Researchers have finished retrieving trail camera images in Bikin National Park.
The staff will soon know the number of striped predators inhabiting 2,000 square kilometres of the park. The data will help to estimate the number of tigers living in the entire protected area.
“Modern technologies make it possible to obtain up-to-date data. They also help to motivate and engage young people, including indigenous minorities living in this area. It is thanks to the involvement of local hunters that we are able to mount trail cameras in very interesting places: no one knows the terrain better than them,” said Alexei Kudryavtsev, director of Bikin National Park.
Between November 2017 and February 2018, the park’s research staff installed 68 trail cameras, 30 of which the Amur Tiger Centre purchased and handed over in 2017.
“Trail cameras are capturing more animal species that inhabit the park but earlier eluded the cameras.

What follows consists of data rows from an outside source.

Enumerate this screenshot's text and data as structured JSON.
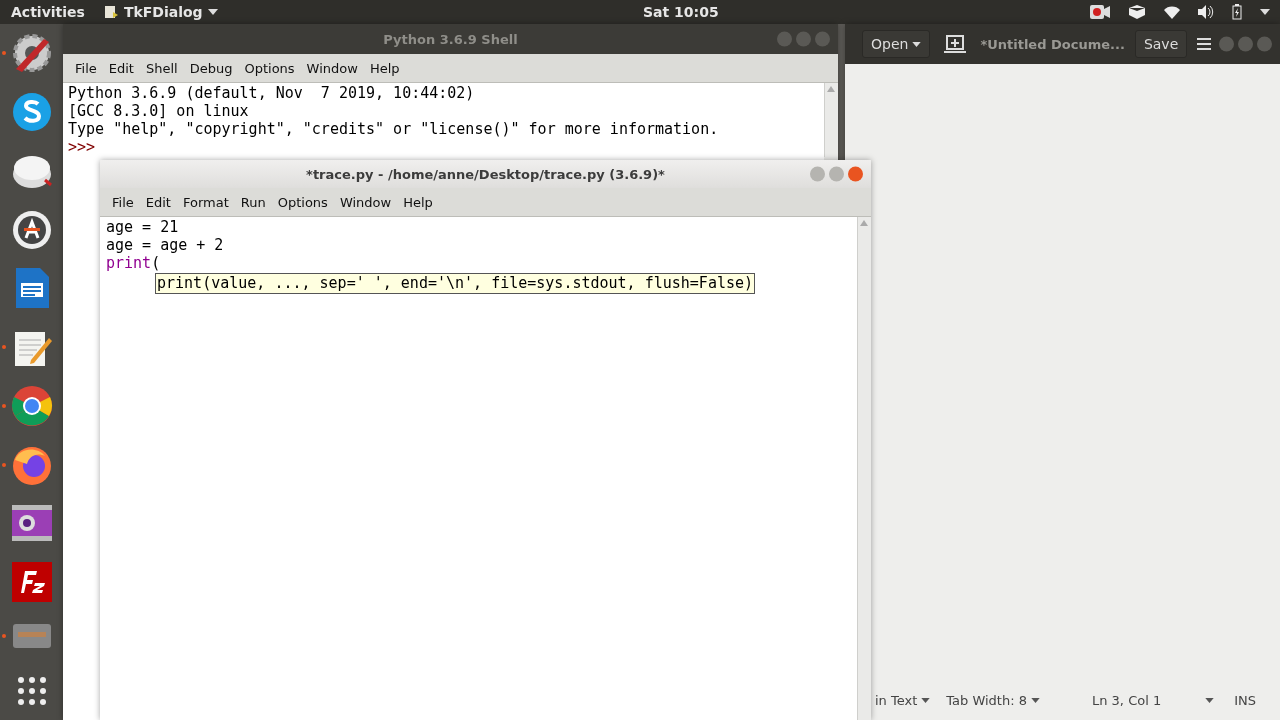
{
  "top_bar": {
    "activities": "Activities",
    "app_menu": "TkFDialog",
    "clock": "Sat 10:05"
  },
  "dock": {
    "items": [
      {
        "kind": "tools",
        "running": true
      },
      {
        "kind": "skype",
        "running": false
      },
      {
        "kind": "disc",
        "running": false
      },
      {
        "kind": "updater",
        "running": false
      },
      {
        "kind": "writer",
        "running": false
      },
      {
        "kind": "notepad",
        "running": true
      },
      {
        "kind": "chrome",
        "running": true
      },
      {
        "kind": "firefox",
        "running": true
      },
      {
        "kind": "media",
        "running": false
      },
      {
        "kind": "filezilla",
        "running": false
      },
      {
        "kind": "drawer",
        "running": true
      },
      {
        "kind": "grid",
        "running": false
      }
    ]
  },
  "shell_window": {
    "title": "Python 3.6.9 Shell",
    "menu": [
      "File",
      "Edit",
      "Shell",
      "Debug",
      "Options",
      "Window",
      "Help"
    ],
    "lines": [
      [
        {
          "text": "Python 3.6.9 (default, Nov  7 2019, 10:44:02)",
          "kind": "output"
        }
      ],
      [
        {
          "text": "[GCC 8.3.0] on linux",
          "kind": "output"
        }
      ],
      [
        {
          "text": "Type \"help\", \"copyright\", \"credits\" or \"license()\" for more information.",
          "kind": "output"
        }
      ],
      [
        {
          "text": ">>>",
          "kind": "prompt"
        }
      ]
    ]
  },
  "gedit_window": {
    "open": "Open",
    "title": "*Untitled Docume...",
    "save": "Save",
    "status": {
      "language": "in Text",
      "tab_width": "Tab Width: 8",
      "position": "Ln 3, Col 1",
      "mode": "INS"
    }
  },
  "editor_window": {
    "title": "*trace.py - /home/anne/Desktop/trace.py (3.6.9)*",
    "menu": [
      "File",
      "Edit",
      "Format",
      "Run",
      "Options",
      "Window",
      "Help"
    ],
    "lines": [
      [
        {
          "text": "age = 21",
          "kind": "plain"
        }
      ],
      [
        {
          "text": "age = age + 2",
          "kind": "plain"
        }
      ],
      [
        {
          "text": "print",
          "kind": "builtin"
        },
        {
          "text": "(",
          "kind": "plain"
        }
      ]
    ],
    "calltip": "print(value, ..., sep=' ', end='\\n', file=sys.stdout, flush=False)"
  }
}
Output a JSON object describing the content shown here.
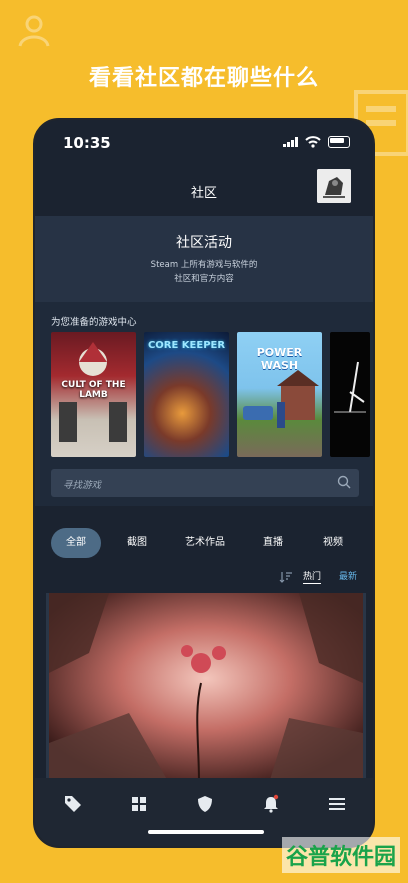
{
  "promo": {
    "headline": "看看社区都在聊些什么"
  },
  "status_bar": {
    "time": "10:35"
  },
  "nav": {
    "title": "社区"
  },
  "activity": {
    "title": "社区活动",
    "line1": "Steam 上所有游戏与软件的",
    "line2": "社区和官方内容"
  },
  "hub": {
    "label": "为您准备的游戏中心",
    "games": [
      {
        "title": "CULT OF THE LAMB",
        "bg": "#c8c0b4"
      },
      {
        "title": "CORE KEEPER",
        "bg": "#1d4a86"
      },
      {
        "title": "POWER WASH",
        "bg": "#7ec3ec"
      },
      {
        "title": "",
        "bg": "#050505"
      }
    ]
  },
  "search": {
    "placeholder": "寻找游戏"
  },
  "filters": {
    "tabs": [
      "全部",
      "截图",
      "艺术作品",
      "直播",
      "视频"
    ],
    "active_index": 0
  },
  "sort": {
    "hot": "热门",
    "new": "最新"
  },
  "watermark": {
    "text": "谷普软件园"
  },
  "colors": {
    "accent": "#66b6e8",
    "background": "#f6bd2c",
    "app": "#1b2330"
  }
}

Today we have archived photographs of arctic hares, yellow-throated martens, musk deer and Amur leopard cats,” said Vladimir Popov, a research fellow. “Some images are particularly gratifying, for example one with a tigress and two cubs devouring a boar killed by a male tiger. Thanks to the strategic positioning of the cameras, we now have a range of interesting photos, including those of three yellow-throated martens at once, a tiger taking a nap right in front of the camera, and others.”

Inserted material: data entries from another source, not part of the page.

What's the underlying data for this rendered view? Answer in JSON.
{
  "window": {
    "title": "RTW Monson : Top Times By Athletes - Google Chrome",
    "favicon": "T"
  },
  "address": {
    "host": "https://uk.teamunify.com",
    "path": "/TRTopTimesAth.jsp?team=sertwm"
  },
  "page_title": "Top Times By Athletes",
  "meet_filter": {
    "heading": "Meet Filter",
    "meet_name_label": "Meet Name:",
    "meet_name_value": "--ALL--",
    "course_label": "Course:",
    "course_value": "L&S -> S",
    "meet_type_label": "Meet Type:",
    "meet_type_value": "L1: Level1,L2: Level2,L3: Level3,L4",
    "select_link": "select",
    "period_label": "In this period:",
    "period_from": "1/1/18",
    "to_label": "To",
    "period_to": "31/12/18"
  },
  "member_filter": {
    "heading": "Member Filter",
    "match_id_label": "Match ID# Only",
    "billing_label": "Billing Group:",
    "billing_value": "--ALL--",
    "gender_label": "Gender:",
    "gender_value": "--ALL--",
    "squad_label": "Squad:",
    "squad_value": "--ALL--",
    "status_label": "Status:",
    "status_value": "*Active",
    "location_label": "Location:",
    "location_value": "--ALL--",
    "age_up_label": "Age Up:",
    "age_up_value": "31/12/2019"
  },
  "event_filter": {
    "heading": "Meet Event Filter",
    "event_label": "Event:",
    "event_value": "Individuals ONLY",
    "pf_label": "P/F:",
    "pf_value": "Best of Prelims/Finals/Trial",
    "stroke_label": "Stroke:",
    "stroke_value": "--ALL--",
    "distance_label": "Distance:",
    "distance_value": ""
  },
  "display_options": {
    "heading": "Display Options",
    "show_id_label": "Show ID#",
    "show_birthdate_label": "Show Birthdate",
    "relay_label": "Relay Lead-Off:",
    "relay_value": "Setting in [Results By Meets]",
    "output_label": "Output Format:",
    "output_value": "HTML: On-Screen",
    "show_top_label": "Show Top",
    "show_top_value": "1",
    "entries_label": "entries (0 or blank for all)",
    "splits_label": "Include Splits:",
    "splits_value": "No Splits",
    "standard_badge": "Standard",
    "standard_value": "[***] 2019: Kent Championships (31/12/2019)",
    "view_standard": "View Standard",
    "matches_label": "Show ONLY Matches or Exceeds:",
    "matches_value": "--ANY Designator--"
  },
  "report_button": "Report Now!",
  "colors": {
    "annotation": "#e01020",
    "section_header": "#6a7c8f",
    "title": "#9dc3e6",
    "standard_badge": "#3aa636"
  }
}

“Bikin National Park is a monitoring site. But counting tigers in the entire is costly, and therefore the surveys only cover 20 percent of the tiger range each year. These areas, some of which are classified as protected areas, are where data are collected annually not only on the tiger but also the state of its food supply and habitat. In winter, the focus was on tiger tracks, and by mid-June we finished collecting Amur tiger images from trail cameras. Soon we will compare the Bikin numbers with the data from all monitoring sites, and thus will know the trend, I mean whether the tiger population is stable, or growing, or shrinking,” said Sergei Aramilev, general director of the Amur Tiger Centre.

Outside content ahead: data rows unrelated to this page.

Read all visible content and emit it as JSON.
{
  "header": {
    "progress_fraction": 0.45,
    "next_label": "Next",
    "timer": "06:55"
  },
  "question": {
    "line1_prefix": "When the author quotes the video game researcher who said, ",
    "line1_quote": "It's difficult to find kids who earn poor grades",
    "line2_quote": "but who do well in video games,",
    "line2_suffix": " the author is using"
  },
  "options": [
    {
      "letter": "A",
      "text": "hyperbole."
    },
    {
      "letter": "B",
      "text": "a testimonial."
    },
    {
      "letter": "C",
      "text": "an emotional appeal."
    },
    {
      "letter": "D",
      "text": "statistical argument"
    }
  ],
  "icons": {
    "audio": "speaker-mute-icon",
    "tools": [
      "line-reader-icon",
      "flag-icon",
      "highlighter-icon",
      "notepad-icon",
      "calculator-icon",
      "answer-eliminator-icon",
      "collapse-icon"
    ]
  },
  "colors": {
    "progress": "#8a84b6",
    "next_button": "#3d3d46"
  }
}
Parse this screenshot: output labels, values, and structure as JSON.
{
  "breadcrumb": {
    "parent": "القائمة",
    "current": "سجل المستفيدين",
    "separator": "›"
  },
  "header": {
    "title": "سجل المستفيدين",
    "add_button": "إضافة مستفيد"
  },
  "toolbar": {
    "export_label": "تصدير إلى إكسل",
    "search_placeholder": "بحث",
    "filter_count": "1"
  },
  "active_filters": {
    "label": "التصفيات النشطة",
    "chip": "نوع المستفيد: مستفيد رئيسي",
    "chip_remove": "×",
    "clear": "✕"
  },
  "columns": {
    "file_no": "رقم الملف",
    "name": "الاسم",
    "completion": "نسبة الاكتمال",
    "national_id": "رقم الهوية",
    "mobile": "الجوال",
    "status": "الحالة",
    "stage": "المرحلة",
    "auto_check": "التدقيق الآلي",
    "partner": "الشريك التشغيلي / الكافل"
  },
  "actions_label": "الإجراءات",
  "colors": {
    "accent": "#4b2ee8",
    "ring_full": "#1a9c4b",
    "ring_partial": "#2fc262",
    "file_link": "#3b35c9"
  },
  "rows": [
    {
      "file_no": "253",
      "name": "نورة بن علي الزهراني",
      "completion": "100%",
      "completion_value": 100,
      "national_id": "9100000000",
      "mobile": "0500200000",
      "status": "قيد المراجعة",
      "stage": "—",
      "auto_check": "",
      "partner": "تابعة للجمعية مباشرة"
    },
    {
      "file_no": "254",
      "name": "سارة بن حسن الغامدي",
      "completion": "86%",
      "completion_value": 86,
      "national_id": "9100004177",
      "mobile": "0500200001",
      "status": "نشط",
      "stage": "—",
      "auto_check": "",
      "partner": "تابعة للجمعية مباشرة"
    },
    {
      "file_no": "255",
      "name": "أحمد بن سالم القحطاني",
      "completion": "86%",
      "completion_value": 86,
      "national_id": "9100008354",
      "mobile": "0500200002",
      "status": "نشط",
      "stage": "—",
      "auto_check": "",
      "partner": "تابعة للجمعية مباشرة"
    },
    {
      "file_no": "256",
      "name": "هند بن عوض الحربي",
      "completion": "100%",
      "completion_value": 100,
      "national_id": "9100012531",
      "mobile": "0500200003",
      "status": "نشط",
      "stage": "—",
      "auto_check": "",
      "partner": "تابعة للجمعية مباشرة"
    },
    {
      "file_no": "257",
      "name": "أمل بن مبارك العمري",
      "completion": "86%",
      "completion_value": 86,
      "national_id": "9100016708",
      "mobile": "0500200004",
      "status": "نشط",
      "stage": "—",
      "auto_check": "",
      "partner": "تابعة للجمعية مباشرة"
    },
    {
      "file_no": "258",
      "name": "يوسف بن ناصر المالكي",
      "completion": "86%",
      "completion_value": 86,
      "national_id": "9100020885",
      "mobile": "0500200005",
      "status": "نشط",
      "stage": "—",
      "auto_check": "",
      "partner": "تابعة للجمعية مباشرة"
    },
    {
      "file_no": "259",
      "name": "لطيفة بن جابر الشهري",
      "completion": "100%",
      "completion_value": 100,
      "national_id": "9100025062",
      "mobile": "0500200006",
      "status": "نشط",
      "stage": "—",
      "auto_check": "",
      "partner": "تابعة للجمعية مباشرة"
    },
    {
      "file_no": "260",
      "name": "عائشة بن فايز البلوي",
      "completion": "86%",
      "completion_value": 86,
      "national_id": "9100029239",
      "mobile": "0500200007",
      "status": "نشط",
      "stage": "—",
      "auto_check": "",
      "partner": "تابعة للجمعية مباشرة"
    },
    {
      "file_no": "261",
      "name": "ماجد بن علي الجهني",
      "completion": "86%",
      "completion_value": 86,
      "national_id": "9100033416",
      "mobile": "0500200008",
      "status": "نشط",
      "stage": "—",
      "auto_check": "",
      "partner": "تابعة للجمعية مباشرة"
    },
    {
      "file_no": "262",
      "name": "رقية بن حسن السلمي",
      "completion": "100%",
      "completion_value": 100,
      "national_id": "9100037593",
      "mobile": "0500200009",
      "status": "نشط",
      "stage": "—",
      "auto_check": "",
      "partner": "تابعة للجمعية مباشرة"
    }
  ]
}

Bikin National Park is a key habitat of the Amur tiger. It is one of the few places where a number of Amur tigers survived in the mid-20th century, a circumstance that made it possible to restore their population in Russia. According to the latest statistics, there are over 40 Amur tigers in Bikin, or 10 percent of the world population. Bikin National Park has secured support from the Amur Tiger Centre to preserve the key habitats of these unique wild cats.